Texas broke things open with a four-run fourth that featured a two-run double by rookie Evan Carter and a two-run single by García.

After hitting a grand slam to punctuate a 9-2 win in Game 6, García led the charge Monday. He had 15 RBIs in the series to break the record set by Nelson Cruz with 13 for Texas in the 2011 ALCS.

The slugger was booed throughout the game for a second straight night after being at the center of a bench-clearing scuffle in Game 5 after being hit by a pitch from Astros reliever Bryan Abreu.

García seemed to delight in playing the road villain. When he opened the third inning with his shot to right field, he watched as the ball sailed over the fence before slowly taking a few steps toward first base. He then dropped his bat, turned around and skipped backward for a few feet while smiling broadly at his cheering dugout before trotting around the bases.

“When there’s a lot of emotions, the fans out there, they are rallying for their team, it fuels me,” García said. “It’s motivation that helps me out when I’m playing.”

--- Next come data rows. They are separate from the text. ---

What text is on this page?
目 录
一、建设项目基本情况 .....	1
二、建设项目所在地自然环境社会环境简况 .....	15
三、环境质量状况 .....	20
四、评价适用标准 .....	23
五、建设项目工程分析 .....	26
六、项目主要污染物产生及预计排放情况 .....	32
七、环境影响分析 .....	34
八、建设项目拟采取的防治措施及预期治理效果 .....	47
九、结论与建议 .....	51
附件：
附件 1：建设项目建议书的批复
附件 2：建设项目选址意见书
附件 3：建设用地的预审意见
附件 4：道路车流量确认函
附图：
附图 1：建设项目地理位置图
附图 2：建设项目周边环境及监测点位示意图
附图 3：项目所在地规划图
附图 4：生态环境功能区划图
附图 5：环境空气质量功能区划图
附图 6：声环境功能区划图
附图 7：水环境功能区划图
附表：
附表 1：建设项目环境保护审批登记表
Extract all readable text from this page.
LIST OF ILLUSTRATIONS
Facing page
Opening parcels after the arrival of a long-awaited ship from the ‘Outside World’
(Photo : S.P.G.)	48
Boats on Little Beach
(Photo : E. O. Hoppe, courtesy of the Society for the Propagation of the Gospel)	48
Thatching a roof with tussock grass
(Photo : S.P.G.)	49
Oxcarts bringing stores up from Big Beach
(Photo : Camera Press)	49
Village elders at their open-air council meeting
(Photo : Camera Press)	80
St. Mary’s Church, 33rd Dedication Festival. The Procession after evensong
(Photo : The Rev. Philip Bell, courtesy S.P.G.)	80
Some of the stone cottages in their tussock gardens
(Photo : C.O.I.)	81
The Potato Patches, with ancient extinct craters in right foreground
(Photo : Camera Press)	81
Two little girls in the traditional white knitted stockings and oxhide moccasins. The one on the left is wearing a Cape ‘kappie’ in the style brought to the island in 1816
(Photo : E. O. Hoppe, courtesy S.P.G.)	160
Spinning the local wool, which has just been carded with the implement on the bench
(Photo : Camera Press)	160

The Cuban outfielder added a solo shot in the eighth to give him seven homers and 20 RBIs this postseason, passing Houston slugger Yordan Alvarez (six) for the most home runs in the playoffs this year.

García's home run streak is tied for fourth-longest in postseason history.

It was only the second time the road team won every game in a best-of-seven postseason series. The Astros were also on the wrong end of the other one, dropping four home games in a loss to Washington in the 2019 World Series, when Scherzer also pitched Game 7 in Houston for the Nationals.

Texas and Houston had identical regular-season records (90-72), with the AL West title going to the Astros on a head-to-head tiebreaker. Tied once again entering this game, the Rangers came out on top when it mattered most.

Texas’ win guaranteed a third all-wild card World Series, the first since Bochy’s Giants beat Kansas City in 2014.

Jose Altuve hit his 27th career postseason homer in the ninth for Houston, two behind Manny Ramirez for most all-time.